From 0b25630abe8f7dd4e64c277ff92f5f7e36a27284 Mon Sep 17 00:00:00 2001
From: Daniel Huang <pilotflyer824@gmail.com>
Date: Wed, 18 Dec 2024 08:09:31 -0800
Subject: [PATCH] Add arctic model support by adding w2 to all_reduce (#6856)

As title says.

Default behavior of arctic model produces shape issues with AutoTP due
to the MLP layer performing `w2 * act(w1*w3)`. However, method provided
to fix Mixtral-7x8b in #5257 does not work since the MLP for Arctic is
also used within a ModuleList for the MoE. This results in MLP weights
hiding behind individual experts as layers `#.w#`, which is not caught
by the fix in #5257. This adds the check directly within replace, where
it can check for actual layer names for the `w2` key in the model to
patch with `all_reduce`.

---------

Signed-off-by: Daniel Huang <daniel1.huang@intel.com>
Co-authored-by: Olatunji Ruwase <olruwase@microsoft.com>
Co-authored-by: Logan Adams <114770087+loadams@users.noreply.github.com>
---
 deepspeed/module_inject/auto_tp.py              | 6 +++++-
 docs/_tutorials/automatic-tensor-parallelism.md | 1 +
 2 files changed, 6 insertions(+), 1 deletion(-)
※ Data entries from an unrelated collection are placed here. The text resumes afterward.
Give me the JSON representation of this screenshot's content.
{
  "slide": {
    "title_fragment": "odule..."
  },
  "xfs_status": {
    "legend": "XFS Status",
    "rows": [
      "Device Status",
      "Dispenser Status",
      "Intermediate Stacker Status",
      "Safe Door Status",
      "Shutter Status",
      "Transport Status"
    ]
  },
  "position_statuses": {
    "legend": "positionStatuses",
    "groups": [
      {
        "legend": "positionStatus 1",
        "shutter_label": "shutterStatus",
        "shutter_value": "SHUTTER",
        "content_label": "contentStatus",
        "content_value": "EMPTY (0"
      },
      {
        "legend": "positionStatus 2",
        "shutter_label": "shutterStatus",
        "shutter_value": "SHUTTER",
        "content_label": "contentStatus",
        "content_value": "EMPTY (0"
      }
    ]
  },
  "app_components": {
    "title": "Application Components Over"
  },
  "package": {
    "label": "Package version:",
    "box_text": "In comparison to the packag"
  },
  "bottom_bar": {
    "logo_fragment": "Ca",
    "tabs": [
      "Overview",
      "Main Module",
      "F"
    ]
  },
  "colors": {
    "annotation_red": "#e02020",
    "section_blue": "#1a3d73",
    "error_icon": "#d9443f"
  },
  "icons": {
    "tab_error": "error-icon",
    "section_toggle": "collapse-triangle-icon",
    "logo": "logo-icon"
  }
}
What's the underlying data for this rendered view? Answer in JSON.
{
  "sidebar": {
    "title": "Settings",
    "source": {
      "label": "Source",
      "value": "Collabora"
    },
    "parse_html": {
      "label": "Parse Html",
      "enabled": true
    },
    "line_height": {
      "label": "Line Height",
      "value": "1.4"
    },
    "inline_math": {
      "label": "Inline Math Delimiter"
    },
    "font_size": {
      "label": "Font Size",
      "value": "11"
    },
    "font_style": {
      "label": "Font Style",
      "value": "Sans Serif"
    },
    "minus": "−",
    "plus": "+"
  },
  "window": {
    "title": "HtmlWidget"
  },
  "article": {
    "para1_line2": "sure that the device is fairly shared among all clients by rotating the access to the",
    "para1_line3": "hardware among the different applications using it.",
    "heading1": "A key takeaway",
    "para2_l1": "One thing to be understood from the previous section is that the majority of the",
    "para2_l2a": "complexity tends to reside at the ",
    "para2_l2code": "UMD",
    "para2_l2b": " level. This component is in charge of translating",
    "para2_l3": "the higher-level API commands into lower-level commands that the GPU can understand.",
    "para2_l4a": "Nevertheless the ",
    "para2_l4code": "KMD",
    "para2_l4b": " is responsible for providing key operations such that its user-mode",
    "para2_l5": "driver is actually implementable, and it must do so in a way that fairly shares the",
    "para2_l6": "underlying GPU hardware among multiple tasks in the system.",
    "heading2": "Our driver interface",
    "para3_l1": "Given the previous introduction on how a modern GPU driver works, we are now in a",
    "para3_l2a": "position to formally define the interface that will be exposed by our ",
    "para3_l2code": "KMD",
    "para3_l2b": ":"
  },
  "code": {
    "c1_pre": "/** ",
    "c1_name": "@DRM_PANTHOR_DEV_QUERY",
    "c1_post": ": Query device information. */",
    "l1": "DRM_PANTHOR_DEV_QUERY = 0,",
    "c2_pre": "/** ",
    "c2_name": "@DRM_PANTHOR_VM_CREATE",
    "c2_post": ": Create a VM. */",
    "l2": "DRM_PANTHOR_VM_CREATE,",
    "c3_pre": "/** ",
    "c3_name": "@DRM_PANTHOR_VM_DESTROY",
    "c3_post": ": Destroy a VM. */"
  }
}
diff --git a/deepspeed/module_inject/auto_tp.py b/deepspeed/module_inject/auto_tp.py
index 221d490a37d2..5441000e581d 100755
--- a/deepspeed/module_inject/auto_tp.py
+++ b/deepspeed/module_inject/auto_tp.py
@@ -346,11 +346,15 @@ def _replace(self, child, name, conv_linear_layer):
                 weight, bias = shard_value_with_share_qk(child.weight.data, child.bias, dist.get_rank(),
                                                          dist.get_world_size(), False)
                 return LinearAllreduce(weight, bias, self.mp_group)
+        # For Arctic model, bypass to all_reduce replacement for w2 weights
+        arctic_w2_all_reduce_linear = False
+        if 'Arctic' in str(self.module) and 'w2' in name:
+            arctic_w2_all_reduce_linear = True
         # For MLP including chunk layer.
         if 'gate_up_proj' in name or ('dense_h_to_4h' in name and 'GLM' in str(self.module)):
             weight, bias = shard_chunk_mlp(child.weight.data, child.bias, dist.get_rank(), dist.get_world_size())
             return LinearLayer(weight=weight, bias=bias)
-        if name in self.all_reduce_linears:
+        if name in self.all_reduce_linears or arctic_w2_all_reduce_linear:
             # if conv_linear_layer [weight_shape[1], weight_shape[0] // mp_size]
             # else [weight_shape[0], weight_shape[1] // mp_size]
 
diff --git a/docs/_tutorials/automatic-tensor-parallelism.md b/docs/_tutorials/automatic-tensor-parallelism.md
index d5a08b27bf4d..6488f9b718fe 100755
--- a/docs/_tutorials/automatic-tensor-parallelism.md
+++ b/docs/_tutorials/automatic-tensor-parallelism.md
@@ -121,6 +121,7 @@ The following results were collected using V100 SXM2 32GB GPUs.
 The following model families have been successfully tested with automatic tensor parallelism. Other models may work but have not been tested yet.
 
 - albert
+- arctic
 - baichuan
 - bert
 - bigbird_pegasus